Editor's Note: FlameScope is Netflix's open source performance visualization tool for analysis of variance, perturbation, single-thread execution, application startup, and other time-based issues that will greatly simplify the workflow and make the workload more intuitive. This article was translated from MEDIUM Central Plains titled"Netflix FlameScope"Articles.
FlameScope is visualized in the form of a flame map. It first displays the input data as an interactive sub-second excursion heat map and then focuses on different patterns based on time range selection and generates a flame map for that time range. In other words, you can choose an arbitrary continuous time slice to capture the configuration file and treat it as a flame graphic.
Sub-second deviation heat map
The flame map shows the entire configuration file for one minute at a time. This is very convenient for analyzing stable workloads, but there are usually small disturbances within a minute of the display. It is tantamount to catching these subtle changes in a haystack. Flame Scope, by shifting the heat maps from sub-seconds, can easily solve these problems caused by micro disturbances. After that, users can continue to choose to use flame maps to learn. In other words, the user can select an arbitrary continuous time slice to select the configuration file and visualize it as a flame map.
The sub-second offset heat map works as shown in the figure. It has a simulated ten-line heat map where the x-axis represents time and each unit represents one second. The y-axis is also a time variable that represents sub-second offsets. The change in color represents the number of samples in the time range, the darker and denser the color.
For example, a time stamp of 11.25 seconds for an event whose x coordinate is the 11th column and the y coordinate will be the bottom quarter. The more events that occur around 11.25 seconds, the darker the color of that part will be.
Select range example
The following is an example of a selection range.
This CPU configuration file has a lot of content. The CPU is busy between 0 and 5 seconds and appears darker. It is also busy around 34 and 94 seconds (like a 60-second periodic task), but its duration is longer. short. There are occasional bursts of activity that occur within about 80 milliseconds, all of which present with short dark red stripes.
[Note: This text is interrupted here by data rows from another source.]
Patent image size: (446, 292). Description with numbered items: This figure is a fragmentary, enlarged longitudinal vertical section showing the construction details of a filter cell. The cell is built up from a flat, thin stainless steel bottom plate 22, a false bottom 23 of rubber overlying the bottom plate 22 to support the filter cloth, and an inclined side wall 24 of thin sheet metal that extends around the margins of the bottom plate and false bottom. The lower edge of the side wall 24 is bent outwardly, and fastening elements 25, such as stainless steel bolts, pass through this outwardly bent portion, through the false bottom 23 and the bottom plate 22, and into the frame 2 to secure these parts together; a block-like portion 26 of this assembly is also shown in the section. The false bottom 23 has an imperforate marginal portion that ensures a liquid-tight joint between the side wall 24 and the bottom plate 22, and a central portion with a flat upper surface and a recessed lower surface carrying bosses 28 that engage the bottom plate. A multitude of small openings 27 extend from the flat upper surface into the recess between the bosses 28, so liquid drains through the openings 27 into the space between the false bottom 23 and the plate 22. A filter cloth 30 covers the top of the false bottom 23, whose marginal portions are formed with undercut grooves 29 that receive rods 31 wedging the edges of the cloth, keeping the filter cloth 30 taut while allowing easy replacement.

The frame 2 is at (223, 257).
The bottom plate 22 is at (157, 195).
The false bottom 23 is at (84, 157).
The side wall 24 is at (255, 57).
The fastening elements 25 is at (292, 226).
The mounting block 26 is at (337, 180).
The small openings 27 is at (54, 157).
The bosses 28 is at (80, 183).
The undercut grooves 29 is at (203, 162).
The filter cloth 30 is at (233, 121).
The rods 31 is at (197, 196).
All of these details can be selected in FlameScope and then the range is drawn as a flame map. The following image is a short red stripe selection map.
FlameScope can read the Linux perf configuration file. I have collated some of the information collected in the previous survey, which also shows some changes that I do not know.
Of course not all configuration files are interesting. Some look like static TVs, with a random request for stable workload and delay.
FlameScope was created by the Netflix Cloud Performance Team. The main founders so far are Vadim Filanovsky, I, Martin Spier, and our manager, Ed Hunter, who has been supporting the project. The initial problem with the project was the failure of microservices, with spikes occurring every 15 minutes or so, and the reason was unknown. Vadim found that this was accompanied by an increase in CPU utilization that lasted only a few seconds. He tried to collect a CPU flame chart to further explain this, but could not reliably capture a one-minute flame map to explain the problem, because its operation continued to fluctuate; at the same time, capturing two or three minutes of flame map did not help , And this problem was "overwhelmed" in the normal workload profile, so he turned to me for help.
Since I have a two minute file, I cut it into a 10-second range and create a flame map for each range. This method seems very useful, because it reveals the changes, so I cut them further to a second window. Browsing these short windows to find and solve problems is actually a daunting task, so I want a faster method. Since the sub-second shift heat map was a tool I invented many years ago, there has not been much use so far. So I suddenly realized that this might be a good way to browse the configuration file, allowing the changes not only to be visualized in the entire second, but also to display the score in one second.
I immediately made a quick model to prove the validity of this idea and discussed it with Martin to turn it into a real tool. The annotated heat map in this article shows Vadim's original configuration file. The main problem is focused on the CPU's activity in the first few seconds. Martin completed most of the architectural design and coding work for FlameScope, including his latest version of FlameGraphs:d3-flame-graph and a d3-based heatmap: d3-heatmap2.
We plan to apply more features and we will issue tickets to github to make it easier for anyone willing to help. In the future, the project will cover more interactive features such as palette selection and data conversion. There will also be a button to save the final flame map as an independent SVG to support the use of other profile sources, not only Only Linux perf. At the same time we are also working on finding a way to show the difference between the selected range and the baseline (the entire profile).